There has been some progress in improving the governance of the LGPS in Scotland. In April 2011 guidance was issued to all funds that set out compliance standards against which funds are to measure their governance arrangements. This came out of the 2008 agreement on the new LGPS in Scotland. However, the latest progress report indicates that even the modest requirements of this guidance have not been fully implemented by every fund.



Most funds do now at least have consultative panels that include representatives of scheme members and in the best funds these operate well, engaging members and supporting them with training and access to papers. Most funds have also made a real effort to communicate with scheme members.



The slowest progress is over having representatives of scheme members as voting members of the fund decision making structures. This is recognised across Europe as essential for good governance and transparency and as I explained above is a statutory requirement in private sector schemes in the UK. Equally, there is no provision in the legislation that members serving on these committees have to make investment decisions in the best interests of beneficiaries or address potential conflict of interests with the councils that make up the fund. UNISON believes that the current arrangements sit outside the requirements of European law, particularly Directive 2003/41/EC, known as the IORP Directive.

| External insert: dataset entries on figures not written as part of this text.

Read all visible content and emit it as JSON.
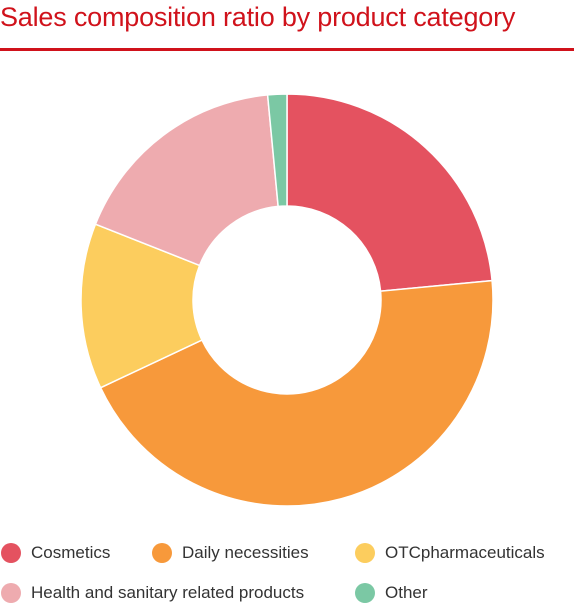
{
  "chart_data": {
    "type": "pie",
    "donut": true,
    "title": "Sales composition ratio by product category",
    "categories": [
      "Cosmetics",
      "Daily necessities",
      "OTCpharmaceuticals",
      "Health and sanitary related products",
      "Other"
    ],
    "values": [
      23.5,
      44.5,
      13.0,
      17.5,
      1.5
    ],
    "colors": [
      "#e45260",
      "#f7993b",
      "#fccd5e",
      "#eeabaf",
      "#7bc8a4"
    ],
    "legend_position": "bottom"
  }
}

It is sometimes argued that because LGPS members contributions and benefits are set by law they bear no risk from poor investment and governance decisions. This is no longer the case because the UK and Scottish Government has the power to change benefits and are more likely to do this if investment income falls. In addition since 2009 member contributions are subject to ‘cost sharing’ arrangements. In practice there are fewer protections for LGPS members than those in private sector schemes. As the recent pension disputes have shown, trade union strength is the only defence scheme members have against a rapacious government hell bent on undermining quality pension schemes.



Pension fund representation is not simply a moral issue. As David Pitt-Watson said in ‘The New Capitalists’ (2006) – “Pension plan flaws often occur because plan members tend to have little or no representation in the governance of funds. Worse, secrecy makes it difficult for citizen investors to monitor what is being done in their name”. I would argue that the economic power of the LGPS in Scotland is little understood or necessarily deployed in the interests of members or the wider community. Stronger pension governance could provide the basis for a more radical approach. The work done by trade unions in other countries shows us how a different approach can work.



If the banking crisis tells us anything it demonstrates that we need to take greater control and promote more transparency over the financial system. Our pension funds need to be a part of that liberation.